La expulsión sistemática y organizada del poder político para relegarnos del trabajo de la tierra, de la comercialización de algunos productos que producíamos, de la amplia experiencia en trabajos relacionados con la manufactura y artesanía que históricamente estaban feminizados sumió a las mujeres en la pobreza. Algo que podía mejorar si hacíamos carreras para ser buenas señoritas y formábamos una familia.

Nuestra dedicación exclusiva a las labores domésticas, lejos de la participación en el mercado industrial-laboral, nos depositó en una relación de dependencia sin precedente ante los varones, pero sobre todo les permitió a ellos ganar años de ventaja en la concentración económica y simbólica de los mecanismos que les permitieron posiciones de poder.

Los dueños

La situación más depreciativa para nuestras vidas no fue esta nueva organización formal del mundo político y económico, sino las concepciones simbólicas que acarrearon sobre el rol de los varones y mujeres, y la división sexual de una economía que ha encontrado su éxito en hacernos creer que nuestro trabajo doméstico y de cuidados tenía que ver con un carácter propio de las mujeres, relacionado con el amor y la entrega, y no como una actividad productiva de enorme valor social.

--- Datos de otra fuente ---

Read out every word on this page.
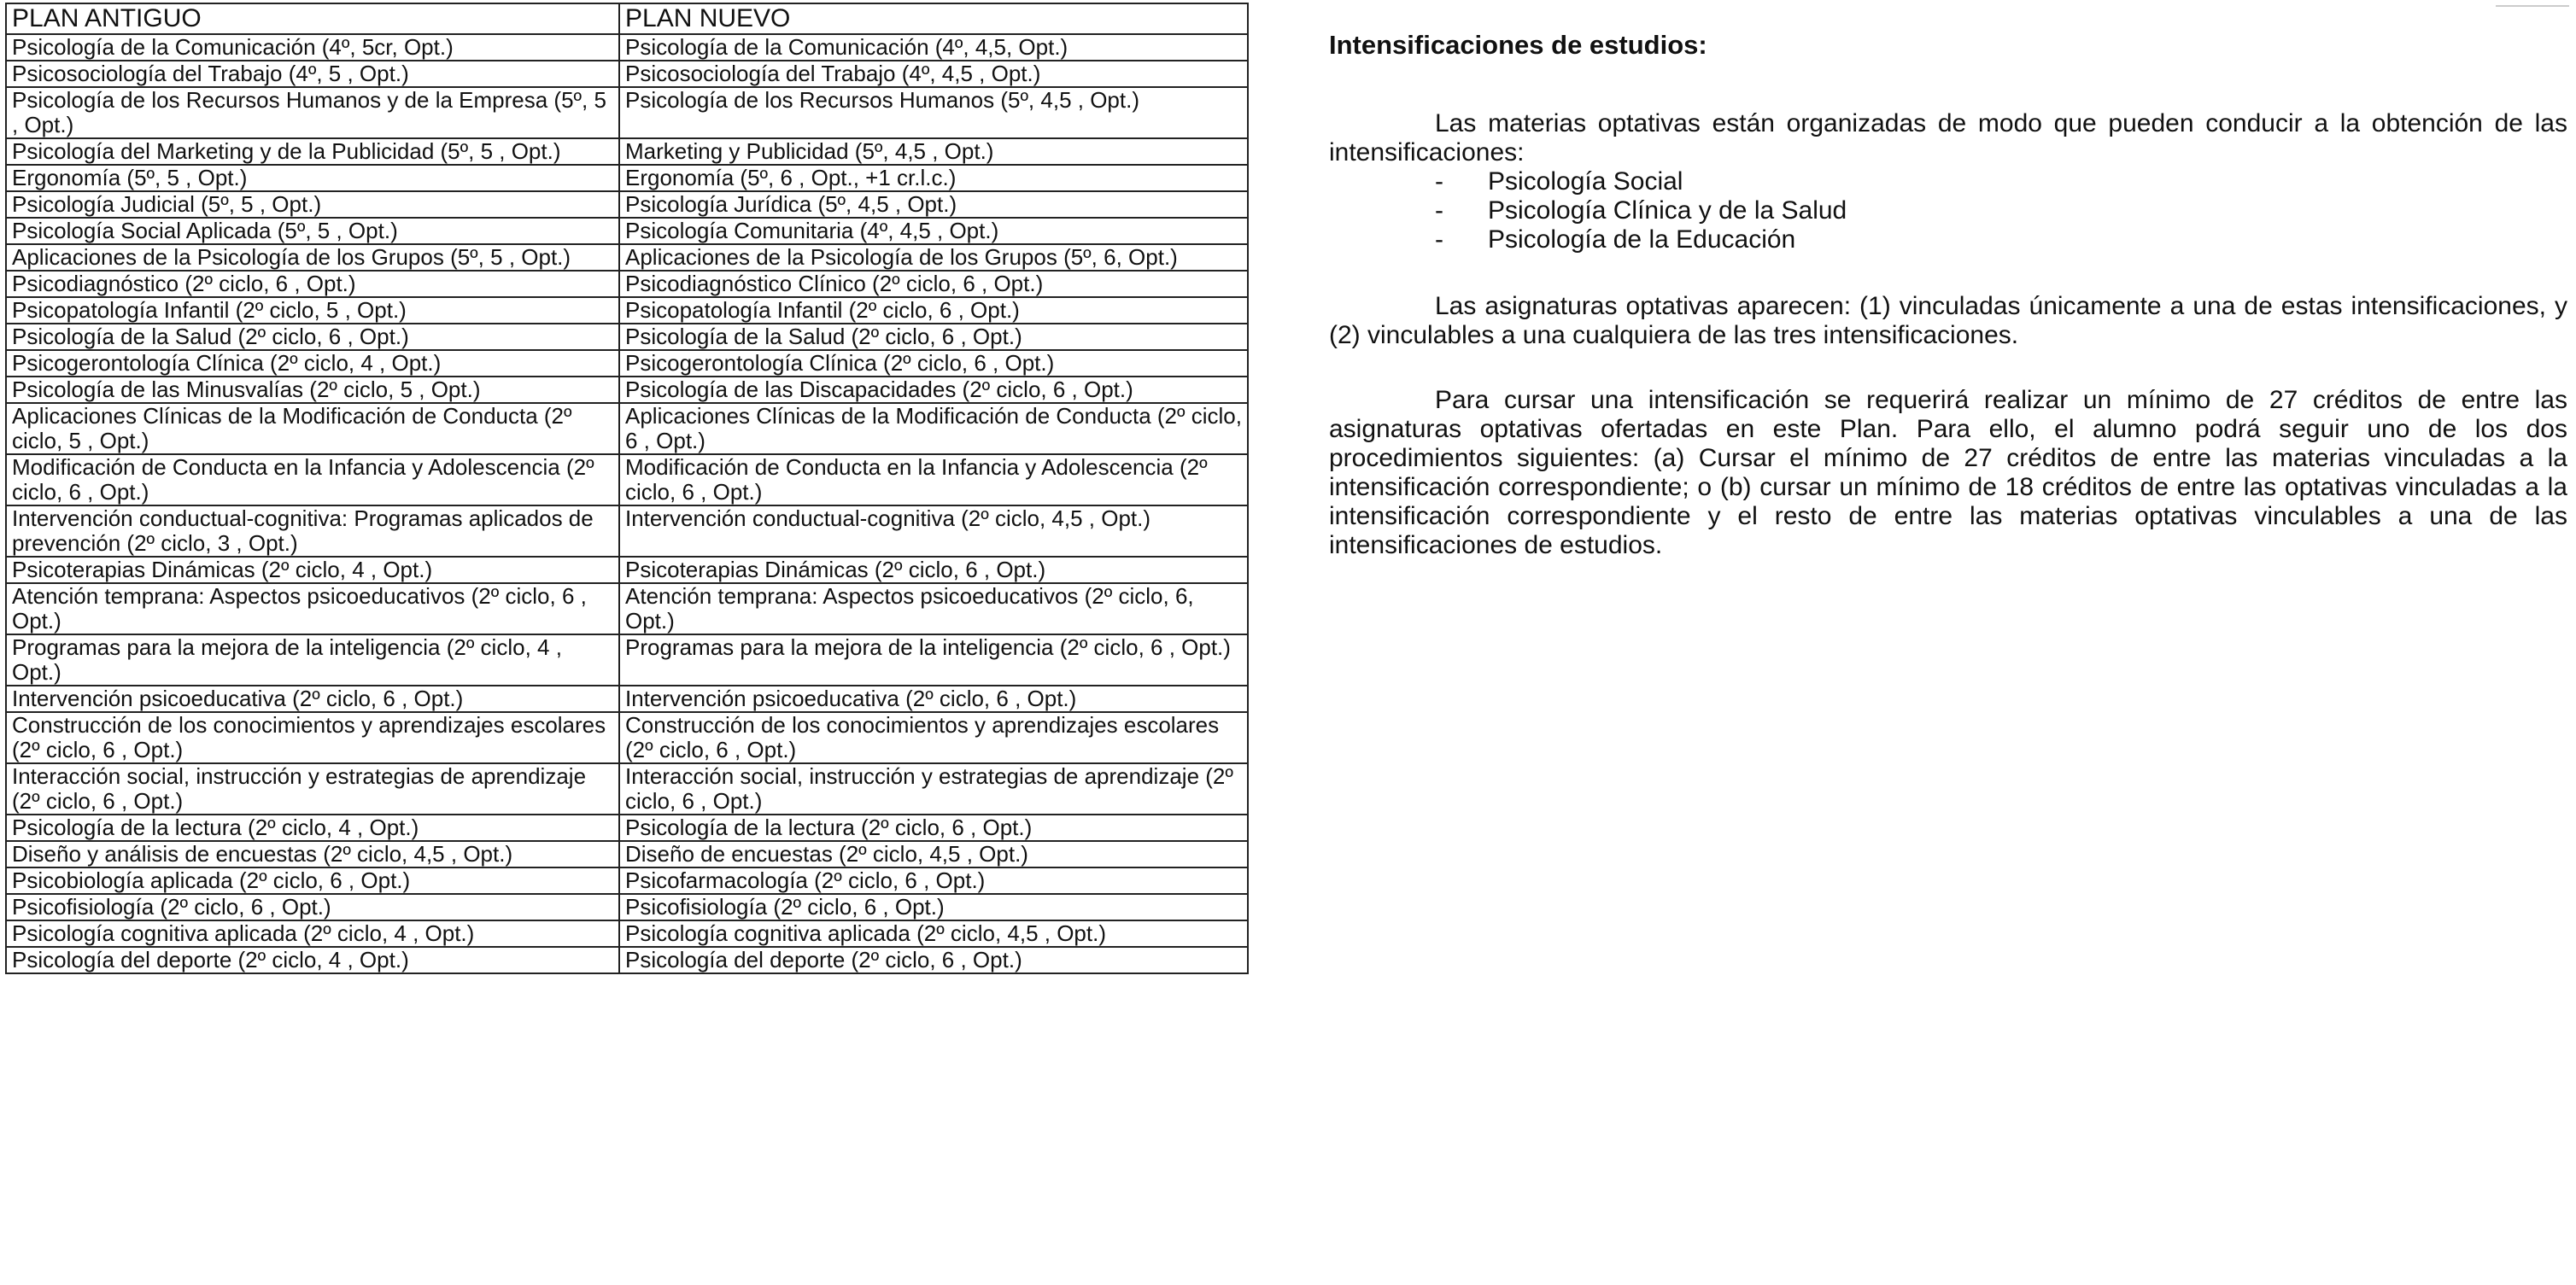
PLAN ANTIGUO	PLAN NUEVO
Psicología de la Comunicación (4º, 5cr, Opt.)	Psicología de la Comunicación (4º, 4,5, Opt.)
Psicosociología del Trabajo (4º, 5 , Opt.)	Psicosociología del Trabajo (4º, 4,5 , Opt.)
Psicología de los Recursos Humanos y de la Empresa (5º, 5 , Opt.)	Psicología de los Recursos Humanos (5º, 4,5 , Opt.)
Psicología del Marketing y de la Publicidad (5º, 5 , Opt.)	Marketing y Publicidad (5º, 4,5 , Opt.)
Ergonomía (5º, 5 , Opt.)	Ergonomía (5º, 6 , Opt., +1 cr.l.c.)
Psicología Judicial (5º, 5 , Opt.)	Psicología Jurídica (5º, 4,5 , Opt.)
Psicología Social Aplicada (5º, 5 , Opt.)	Psicología Comunitaria (4º, 4,5 , Opt.)
Aplicaciones de la Psicología de los Grupos (5º, 5 , Opt.)	Aplicaciones de la Psicología de los Grupos (5º, 6, Opt.)
Psicodiagnóstico (2º ciclo, 6 , Opt.)	Psicodiagnóstico Clínico (2º ciclo, 6 , Opt.)
Psicopatología Infantil (2º ciclo, 5 , Opt.)	Psicopatología Infantil (2º ciclo, 6 , Opt.)
Psicología de la Salud (2º ciclo, 6 , Opt.)	Psicología de la Salud (2º ciclo, 6 , Opt.)
Psicogerontología Clínica (2º ciclo, 4 , Opt.)	Psicogerontología Clínica (2º ciclo, 6 , Opt.)
Psicología de las Minusvalías (2º ciclo, 5 , Opt.)	Psicología de las Discapacidades (2º ciclo, 6 , Opt.)
Aplicaciones Clínicas de la Modificación de Conducta (2º ciclo, 5 , Opt.)	Aplicaciones Clínicas de la Modificación de Conducta (2º ciclo, 6 , Opt.)
Modificación de Conducta en la Infancia y Adolescencia (2º ciclo, 6 , Opt.)	Modificación de Conducta en la Infancia y Adolescencia (2º ciclo, 6 , Opt.)
Intervención conductual-cognitiva: Programas aplicados de prevención (2º ciclo, 3 , Opt.)	Intervención conductual-cognitiva (2º ciclo, 4,5 , Opt.)
Psicoterapias Dinámicas (2º ciclo, 4 , Opt.)	Psicoterapias Dinámicas (2º ciclo, 6 , Opt.)
Atención temprana: Aspectos psicoeducativos (2º ciclo, 6 , Opt.)	Atención temprana: Aspectos psicoeducativos (2º ciclo, 6, Opt.)
Programas para la mejora de la inteligencia (2º ciclo, 4 , Opt.)	Programas para la mejora de la inteligencia (2º ciclo, 6 , Opt.)
Intervención psicoeducativa (2º ciclo, 6 , Opt.)	Intervención psicoeducativa (2º ciclo, 6 , Opt.)
Construcción de los conocimientos y aprendizajes escolares (2º ciclo, 6 , Opt.)	Construcción de los conocimientos y aprendizajes escolares (2º ciclo, 6 , Opt.)
Interacción social, instrucción y estrategias de aprendizaje (2º ciclo, 6 , Opt.)	Interacción social, instrucción y estrategias de aprendizaje (2º ciclo, 6 , Opt.)
Psicología de la lectura (2º ciclo, 4 , Opt.)	Psicología de la lectura (2º ciclo, 6 , Opt.)
Diseño y análisis de encuestas (2º ciclo, 4,5 , Opt.)	Diseño de encuestas (2º ciclo, 4,5 , Opt.)
Psicobiología aplicada (2º ciclo, 6 , Opt.)	Psicofarmacología (2º ciclo, 6 , Opt.)
Psicofisiología (2º ciclo, 6 , Opt.)	Psicofisiología (2º ciclo, 6 , Opt.)
Psicología cognitiva aplicada (2º ciclo, 4 , Opt.)	Psicología cognitiva aplicada (2º ciclo, 4,5 , Opt.)
Psicología del deporte (2º ciclo, 4 , Opt.)	Psicología del deporte (2º ciclo, 6 , Opt.)
Intensificaciones de estudios:

Las materias optativas están organizadas de modo que pueden conducir a la obtención de las intensificaciones:

- Psicología Social
- Psicología Clínica y de la Salud
- Psicología de la Educación

Las asignaturas optativas aparecen: (1) vinculadas únicamente a una de estas intensificaciones, y (2) vinculables a una cualquiera de las tres intensificaciones.

Para cursar una intensificación se requerirá realizar un mínimo de 27 créditos de entre las asignaturas optativas ofertadas en este Plan. Para ello, el alumno podrá seguir uno de los dos procedimientos siguientes: (a) Cursar el mínimo de 27 créditos de entre las materias vinculadas a la intensificación correspondiente; o (b) cursar un mínimo de 18 créditos de entre las optativas vinculadas a la intensificación correspondiente y el resto de entre las materias optativas vinculables a una de las intensificaciones de estudios.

También existe una contracara del efecto de este proceso que debemos mencionar y es que se reforzó la idea del varón proveedor como sinónimo de masculinidad y “hombre bueno”, algo que se arrastra al día de hoy cuando algunas mujeres manifiestan: “Es bueno, trabaja un montón para que no nos falte nada”.

Esto también va a generar una percepción basada en una masculinidad que ve su potencial en la administración de la vida de las mujeres y de los recursos económicos dentro y fuera de ese hogar. Esto es clave porque al día de hoy sigue imperando que los varones crean que son más hombres si logran disponer, concentrar y controlar la mayor cantidad de recursos que estén asociados al poder: además del dinero, el mayor número de prácticas sexuales que puedan “coleccionar”, reflejando su control a través del cuerpo de las mujeres y de la disposición de una mujer que cuide y limpie, que se refleja en su propia disposición de tiempo para seguir ejerciendo sus actividades económicas, y también de reputación y liderazgo.

Los varones encontraron- y aún hoy lo hacen- en los recursos económicos, financieros y simbólicos la posibilidad de reforzar sus características identitarias. Respecto a nuestras características identitarias, fueron reforzadas por el mandato de la buena mujer, aquella que es más “buena” cuanto más amorosa se muestra, mientras que los varones han centrado su identidad de “buenos hombres” en el ser proveedores de las condiciones materiales de subsistencia.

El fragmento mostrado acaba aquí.